In Ithaca, Rebecca Seguin-Fowler, associate professor of nutritional sciences in the Colleges of Human Ecology and of Agriculture and Life Sciences, is seeking to reduce heart disease risk factors among women in the central, upstate and Finger Lakes regions of the New York. In one project, called Strong Hearts, Healthy Communities, Seguin-Fowler is collaborating with Cornell Cooperative Extension educators and the Bassett Healthcare Network’s Center for Rural Community Health to implement and evaluate a six-month cardiovascular disease risk-reduction program for overweight or obese women who are sedentary. The first phase of this community-randomized trial demonstrated effectiveness in reducing multiple disease risk factors, including weight loss and improved physical activity.

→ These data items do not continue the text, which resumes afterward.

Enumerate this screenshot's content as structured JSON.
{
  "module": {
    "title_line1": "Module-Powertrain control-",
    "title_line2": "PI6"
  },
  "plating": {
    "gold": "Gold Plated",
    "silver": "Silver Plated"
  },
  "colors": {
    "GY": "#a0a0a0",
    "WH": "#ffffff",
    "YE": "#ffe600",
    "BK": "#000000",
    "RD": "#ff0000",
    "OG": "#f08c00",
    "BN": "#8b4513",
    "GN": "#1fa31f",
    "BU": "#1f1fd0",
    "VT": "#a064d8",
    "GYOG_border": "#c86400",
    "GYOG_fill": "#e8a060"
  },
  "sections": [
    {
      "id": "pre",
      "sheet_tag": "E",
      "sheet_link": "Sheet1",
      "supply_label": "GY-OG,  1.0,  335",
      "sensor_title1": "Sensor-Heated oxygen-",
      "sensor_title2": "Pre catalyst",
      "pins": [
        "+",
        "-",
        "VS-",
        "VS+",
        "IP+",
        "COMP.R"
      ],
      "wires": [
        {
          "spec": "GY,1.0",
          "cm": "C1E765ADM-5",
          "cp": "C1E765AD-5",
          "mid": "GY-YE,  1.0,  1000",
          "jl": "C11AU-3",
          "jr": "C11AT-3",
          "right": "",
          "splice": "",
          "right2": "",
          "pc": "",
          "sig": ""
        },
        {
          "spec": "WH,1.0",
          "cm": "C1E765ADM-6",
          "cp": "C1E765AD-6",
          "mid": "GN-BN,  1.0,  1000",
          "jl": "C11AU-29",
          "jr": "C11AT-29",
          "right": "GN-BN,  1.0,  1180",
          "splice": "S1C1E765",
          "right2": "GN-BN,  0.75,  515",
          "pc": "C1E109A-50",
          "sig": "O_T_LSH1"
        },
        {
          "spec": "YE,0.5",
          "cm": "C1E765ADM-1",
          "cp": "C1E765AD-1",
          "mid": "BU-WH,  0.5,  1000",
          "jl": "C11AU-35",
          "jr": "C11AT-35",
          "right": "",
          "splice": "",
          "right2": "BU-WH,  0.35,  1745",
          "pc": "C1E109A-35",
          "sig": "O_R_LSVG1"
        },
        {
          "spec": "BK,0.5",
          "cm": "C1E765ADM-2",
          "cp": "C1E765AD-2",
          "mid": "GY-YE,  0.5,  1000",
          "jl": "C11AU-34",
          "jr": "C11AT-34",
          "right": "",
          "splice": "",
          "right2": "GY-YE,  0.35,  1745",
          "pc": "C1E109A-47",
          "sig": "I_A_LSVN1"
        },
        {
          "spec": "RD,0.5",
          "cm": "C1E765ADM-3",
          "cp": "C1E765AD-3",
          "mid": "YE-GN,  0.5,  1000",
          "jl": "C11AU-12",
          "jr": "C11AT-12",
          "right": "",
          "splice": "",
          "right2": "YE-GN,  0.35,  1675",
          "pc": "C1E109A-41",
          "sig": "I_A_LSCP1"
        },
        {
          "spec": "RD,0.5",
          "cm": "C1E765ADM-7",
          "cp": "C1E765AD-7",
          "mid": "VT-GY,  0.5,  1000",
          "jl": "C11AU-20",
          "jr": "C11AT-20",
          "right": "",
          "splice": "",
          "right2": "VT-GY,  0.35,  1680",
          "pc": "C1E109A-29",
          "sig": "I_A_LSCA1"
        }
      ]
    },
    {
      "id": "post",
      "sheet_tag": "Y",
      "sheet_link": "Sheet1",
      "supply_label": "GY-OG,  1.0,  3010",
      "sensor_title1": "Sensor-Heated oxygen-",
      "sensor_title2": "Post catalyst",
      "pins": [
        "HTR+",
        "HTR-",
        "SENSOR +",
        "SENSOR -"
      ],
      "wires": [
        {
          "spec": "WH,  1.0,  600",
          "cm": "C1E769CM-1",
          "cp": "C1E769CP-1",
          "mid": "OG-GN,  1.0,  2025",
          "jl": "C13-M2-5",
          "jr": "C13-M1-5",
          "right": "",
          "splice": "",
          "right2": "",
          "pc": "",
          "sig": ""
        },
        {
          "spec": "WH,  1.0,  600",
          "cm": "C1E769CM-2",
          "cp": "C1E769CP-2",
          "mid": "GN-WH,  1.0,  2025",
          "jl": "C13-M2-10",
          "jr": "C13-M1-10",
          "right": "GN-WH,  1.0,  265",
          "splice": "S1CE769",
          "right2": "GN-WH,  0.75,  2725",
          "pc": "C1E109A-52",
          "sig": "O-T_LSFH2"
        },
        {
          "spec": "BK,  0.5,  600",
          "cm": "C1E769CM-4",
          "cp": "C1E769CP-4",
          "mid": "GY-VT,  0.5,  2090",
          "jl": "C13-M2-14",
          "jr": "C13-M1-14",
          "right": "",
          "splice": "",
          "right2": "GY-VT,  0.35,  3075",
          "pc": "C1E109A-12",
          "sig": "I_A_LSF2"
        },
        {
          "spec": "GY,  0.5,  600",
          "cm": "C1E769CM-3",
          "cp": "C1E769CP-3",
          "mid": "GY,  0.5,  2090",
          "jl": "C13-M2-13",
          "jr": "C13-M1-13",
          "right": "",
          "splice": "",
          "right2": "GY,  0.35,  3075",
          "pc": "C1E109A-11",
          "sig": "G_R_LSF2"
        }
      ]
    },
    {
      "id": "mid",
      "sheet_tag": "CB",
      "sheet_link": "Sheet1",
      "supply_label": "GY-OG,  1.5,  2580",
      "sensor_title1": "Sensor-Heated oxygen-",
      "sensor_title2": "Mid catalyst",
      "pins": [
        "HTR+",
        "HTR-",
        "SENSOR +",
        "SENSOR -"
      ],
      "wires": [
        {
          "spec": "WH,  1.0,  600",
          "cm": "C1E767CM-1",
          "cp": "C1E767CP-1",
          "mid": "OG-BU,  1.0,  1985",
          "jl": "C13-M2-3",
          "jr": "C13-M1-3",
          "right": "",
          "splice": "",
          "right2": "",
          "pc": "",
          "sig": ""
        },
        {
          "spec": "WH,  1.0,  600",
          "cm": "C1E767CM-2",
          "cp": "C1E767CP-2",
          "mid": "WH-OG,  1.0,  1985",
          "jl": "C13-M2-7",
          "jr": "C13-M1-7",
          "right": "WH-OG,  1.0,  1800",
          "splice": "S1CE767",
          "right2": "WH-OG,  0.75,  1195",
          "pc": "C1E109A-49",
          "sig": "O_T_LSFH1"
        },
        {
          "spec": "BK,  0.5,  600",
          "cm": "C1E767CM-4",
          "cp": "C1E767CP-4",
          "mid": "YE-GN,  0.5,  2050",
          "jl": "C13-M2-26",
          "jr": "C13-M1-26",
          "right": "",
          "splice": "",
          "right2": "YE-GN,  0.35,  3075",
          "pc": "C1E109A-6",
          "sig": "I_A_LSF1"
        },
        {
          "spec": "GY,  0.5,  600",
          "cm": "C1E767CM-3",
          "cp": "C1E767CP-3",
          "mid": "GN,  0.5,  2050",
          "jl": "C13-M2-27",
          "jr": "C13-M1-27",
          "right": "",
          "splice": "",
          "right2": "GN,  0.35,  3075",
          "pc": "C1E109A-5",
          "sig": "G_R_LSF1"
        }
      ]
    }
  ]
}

As the initiative grows, students in New York City and Ithaca will conduct research and work with fellow scientists and staff members across the two campuses. This aligns with one of Cornell’s strategic priorities, which emphasizes a connection between the medical school and other parts of the university through a distinct focus, in this case improving health equity.
Looking forward, officials hope the Cornell Center for Health Equity can follow the lead of similar initiatives at Johns Hopkins University and the University of Alabama at Birmingham and cultivate a strong regional presence, working with communities across Cornell’s sphere of influence in New York City and New York state.
“Cornell has such a broad reach,” Safford said. “While we’re at the very beginning stages of our center, tapping into that Cornell community and potentially making an impact regionally is really exciting.”
Timothy Malcolm is a freelance writer for Weill Cornell Medicine.